Back in 1847 the Utah pioneers’ crops were being decimated by copious droves of crickets. To the rescue were a large flock of seagulls – like so many they couldn’t see the sun – who came and ate the crickets and then flew away, then threw up the crickets, and returned to the scene of the feast to eat more crickets. They repeated this bulimic behavior until the pestilence subsided. Big deal, right?

And supposedly, according to this very questionable authority, on the very day of this entire happening no one thought to write in their journal about it. There are historians who have researched the story based on pioneer journal entries from that time. And the general documented consensus is that the pioneers did have some troubles with drought and pestilence – namely crickets – but that no one consistent, conclusive account was written on that day.

Here’s what I think about that. Who cares!

I myself have had some very big stuff happening around here, and I tell you what, there are no journal entries from any of it. Oral history is as good – if not exaggerated and misappropriated – as written history, I think. And in most cases of really crazy circumstances is all that remains.

If you stick around and are patient you may hear about some of the following stuff on this blog:

 The first born learning to ride his bike without training wheels
 Thou Shalt Not Sell Your Brother
 Family expansion news, including weddings, houseguests, and expected babies (none from this uterus, I assure you)
 Major medical mishaps
 More major medical mishaps
 Oh, and a few more major medical mishaps
 My Book Buddy’s Ven Diagram
 Adventures From The Peanut-Free Gang
 Sour School Portraits: To Retake or Not To Retake, That is the Question
 Ragnar Running Update – because I am literally too effin lazy to keep that other blog going
 My husband is older-ish and we went to a concert
 Tales from the Coin-Op Laundromat and other disease-fearing dilemmas
 Farewell to Tortuga
 Proctology v. Urology
 25% of my house is a shambles, and approximately the same amount of my life is, too.

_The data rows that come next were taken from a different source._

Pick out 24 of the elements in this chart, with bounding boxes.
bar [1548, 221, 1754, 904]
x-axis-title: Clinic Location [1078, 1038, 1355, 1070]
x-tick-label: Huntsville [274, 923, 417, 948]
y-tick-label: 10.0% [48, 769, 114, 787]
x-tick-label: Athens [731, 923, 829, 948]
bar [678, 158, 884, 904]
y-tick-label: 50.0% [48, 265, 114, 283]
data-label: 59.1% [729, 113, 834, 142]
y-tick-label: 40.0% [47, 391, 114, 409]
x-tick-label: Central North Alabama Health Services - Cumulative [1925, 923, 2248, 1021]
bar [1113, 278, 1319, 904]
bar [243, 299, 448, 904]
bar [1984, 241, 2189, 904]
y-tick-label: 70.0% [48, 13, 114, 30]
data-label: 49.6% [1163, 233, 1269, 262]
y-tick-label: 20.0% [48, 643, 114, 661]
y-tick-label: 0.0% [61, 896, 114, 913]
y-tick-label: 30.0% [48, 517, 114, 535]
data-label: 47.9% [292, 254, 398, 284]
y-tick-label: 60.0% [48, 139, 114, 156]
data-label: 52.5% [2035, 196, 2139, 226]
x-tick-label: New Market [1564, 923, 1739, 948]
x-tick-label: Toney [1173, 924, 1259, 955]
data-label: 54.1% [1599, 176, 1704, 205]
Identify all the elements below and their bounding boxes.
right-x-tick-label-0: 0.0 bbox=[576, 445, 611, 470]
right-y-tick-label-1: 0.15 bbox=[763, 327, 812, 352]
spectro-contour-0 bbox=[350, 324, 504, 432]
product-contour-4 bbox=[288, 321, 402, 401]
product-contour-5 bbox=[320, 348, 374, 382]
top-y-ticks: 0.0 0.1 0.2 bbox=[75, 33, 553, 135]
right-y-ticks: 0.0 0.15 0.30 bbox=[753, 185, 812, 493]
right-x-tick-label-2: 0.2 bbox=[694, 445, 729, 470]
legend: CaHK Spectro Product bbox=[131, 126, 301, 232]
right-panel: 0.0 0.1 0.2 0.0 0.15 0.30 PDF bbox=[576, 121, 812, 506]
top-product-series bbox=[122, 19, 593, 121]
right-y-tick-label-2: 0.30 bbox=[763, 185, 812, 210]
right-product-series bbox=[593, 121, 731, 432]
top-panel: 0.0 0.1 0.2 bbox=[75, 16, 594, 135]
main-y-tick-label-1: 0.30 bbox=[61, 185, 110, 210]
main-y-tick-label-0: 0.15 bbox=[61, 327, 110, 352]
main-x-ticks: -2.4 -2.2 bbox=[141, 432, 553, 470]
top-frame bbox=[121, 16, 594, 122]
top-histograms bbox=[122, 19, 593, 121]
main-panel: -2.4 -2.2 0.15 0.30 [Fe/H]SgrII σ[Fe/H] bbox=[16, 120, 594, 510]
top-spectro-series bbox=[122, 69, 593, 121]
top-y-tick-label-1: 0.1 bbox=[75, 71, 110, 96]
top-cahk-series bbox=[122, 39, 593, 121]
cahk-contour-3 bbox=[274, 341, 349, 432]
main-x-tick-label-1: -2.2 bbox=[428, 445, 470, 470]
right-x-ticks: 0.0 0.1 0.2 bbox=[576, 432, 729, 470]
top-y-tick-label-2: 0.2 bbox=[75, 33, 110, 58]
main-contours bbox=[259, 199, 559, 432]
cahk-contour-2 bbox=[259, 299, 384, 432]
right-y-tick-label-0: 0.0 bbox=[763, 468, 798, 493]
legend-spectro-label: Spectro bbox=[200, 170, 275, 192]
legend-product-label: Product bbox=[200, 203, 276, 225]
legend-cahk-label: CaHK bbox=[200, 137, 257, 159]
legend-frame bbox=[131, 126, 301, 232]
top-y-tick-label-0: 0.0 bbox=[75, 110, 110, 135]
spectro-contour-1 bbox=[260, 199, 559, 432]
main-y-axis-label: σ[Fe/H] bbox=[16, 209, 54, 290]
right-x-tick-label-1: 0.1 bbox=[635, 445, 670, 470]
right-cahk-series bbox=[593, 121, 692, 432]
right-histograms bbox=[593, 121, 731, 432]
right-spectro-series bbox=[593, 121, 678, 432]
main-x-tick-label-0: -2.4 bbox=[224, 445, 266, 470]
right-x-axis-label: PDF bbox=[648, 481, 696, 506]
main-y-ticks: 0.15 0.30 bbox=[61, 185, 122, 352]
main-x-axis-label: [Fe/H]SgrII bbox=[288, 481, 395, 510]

Then again, you may not. Because quite literally a significant portion of my life is misplaced and it’s making my brain hurt.

DISCLAIMER: I am not a historian. I am not even an Utahn. So, if any of my memory of this legend or any account of my strange teacher happens to be unabashedly untrue, I don’t really care. But I haven’t put it forward for any other reason than to illustrate a personal point, so live with it. And also, if it really bugs you, invest in Utah public education. AND Idaho Public Education for that matter. Hell, invest in public education because it’s the right thing to do.

PHOTO NOTE: Unrelated picture of my son wearing face paint, because who doesn’t like green eyebrows.